Du jamais vu ! Selon les estimations publiées ce lundi par la Commission de régulation de l’énergie (CRE), les énergies renouvelables vont, en 2022 et pour la première fois, devenir sources de profit pour l’Etat. Le gendarme français de l’énergie estime qu’elles pourraient rapporter 8,6 milliards d’euros en 2022 et 2023. « C’est une excellente nouvelle, estime Jean-Francois Husson rapporteur de la commission des finances du Sénat. Pour le moment, il s’agit d’une donnée conjoncturelle, mais cela peut nous instruire pour l’avenir ».
Un avenir qui sourit aux écologistes, si l’on en croit Guillaume Gontard. « Les estimations de la CRE confirment ce qu’on dit depuis très longtemps ! Non seulement il y a un intérêt environnemental pour le renouvelable, mais il y a aussi un intérêt économique, puisque le coût des installations est en baisse. Peut-on me donner d’autres exemples d’énergies qui produisent et qui en plus rapportent de l’argent à l’Etat ? » fait mine de s’interroger le président du groupe écologiste au Sénat.
Comment un secteur lancé et soutenu par l’Etat a-t-il déjoué les prévisions ? La CRE elle-même tablait sur plus de 5 milliards de « charges » (c’est-à-dire de déficit) pour l’Etat en 2023. Mais la guerre en Ukraine et l’explosion des prix de l’électricité sont passées par là. Or, le « deal » entre l’Etat et les producteurs d’énergies renouvelables est le suivant : l’État paie les opérateurs quand le prix du marché est inférieur au prix garanti ; à l’inverse, les opérateurs reversent des recettes à l’État lorsque les prix du marché dépassent le prix garanti. Avec la flambée des cours (le 30 juin, le prix du mégawattheure d’électricité s’échangeait à 790 euros sur le marché de gros, soit douze fois plus que le cours moyen d’avant la crise) c’est désormais aux opérateurs de mettre la main à la poche.
L’éolien, poule aux œufs d’or ?
« Il ne faut pas surinterpréter cette nouvelle. Il s’agit du résultat d’un dysfonctionnement et d’une crise de marché. C’est parfaitement précaire, et les raisons sont purement accidentelles », met néanmoins en garde Gérard Longuet. Le sénateur LR de la Meuse et vice-président de l’office parlementaire des choix scientifiques et technologiques estime que cela ne « légitime en rien une accélération de la part du renouvelable » dans notre mix énergétique, et dit espérer un retour à un « prix de l’énergie raisonnable » une fois le conflit en Ukraine terminé.

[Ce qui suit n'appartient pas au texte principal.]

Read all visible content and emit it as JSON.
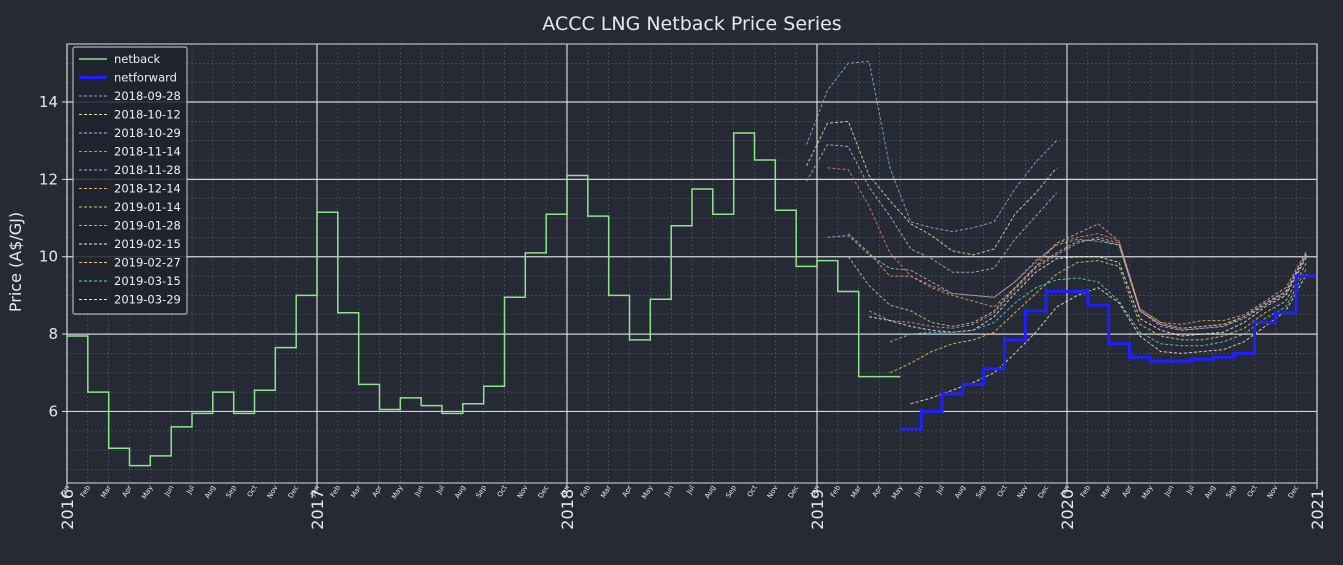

Dans le détail, l’éolien se taille la part du lion. Sur les 8,6 milliards de recettes attendues, la filière éolienne terrestre contribue à hauteur de 7,6 milliards d’euros selon la CRE. De quoi inciter les écologistes à demander une accélération sur le dossier. « Au Sénat, ceux qui ont essayé de bloquer le développement de l’éolien sont coupables. La France est particulièrement en retard en la matière, il faut arrêter les polémiques inutiles et donner la main aux collectivités pour avancer ensemble » selon Guillaume Gontard. La filière photovoltaïque continue quant à elle de peser à la marge : moins de 1 milliard d’euros (0,9) en cumulé sur les recettes espérées.
Le gouvernement lorgne sur la cagnotte du renouvelable
Hasard du calendrier, le Parlement va débattre dans les jours qui viennent des modalités de rééquilibrage des contrats passés avec les opérateurs. Dans le cadre de la loi sur le pouvoir d’achat, le gouvernement prévoit ainsi de déplafonner les versements de ces derniers à l’Etat lorsque les prix de l’électricité dépassent les prix négociés. Un moyen de capter l’intégralité des surprofits réalisés par l’éolien et le solaire, alors qu’aujourd’hui les opérateurs reversent des recettes à l’Etat dans la stricte limite des subventions déjà perçues. Une fausse bonne idée pour Gérard Longuet, qui estime que « le dépassement ne doit pas être versé à l’Etat mais au consommateur, puisque c’est lui qui finance chaque jour le développement d’une industrie qui produit une électricité intermittente et aléatoire. »
Egalement circonspect sur le dispositif du gouvernement, le rapporteur de la commission des finances mise plutôt sur des clauses de revoyure. « Il ne faut pas être des marchands d’illusions, l’Etat doit respecter sa parole sur les contrats déjà signés. Par contre, quand des situations deviennent trop avantageuses à cause d’un événement imprévisible, il est logique de se mettre autour d’une table pour réexaminer les choses » note Jean-François Husson. Alors qu’une nouvelle loi climat sera présentée à la rentrée, les écologistes au Sénat demandent une étude comparative des coûts des énergies renouvelables par rapport aux coûts de l’énergie nucléaire.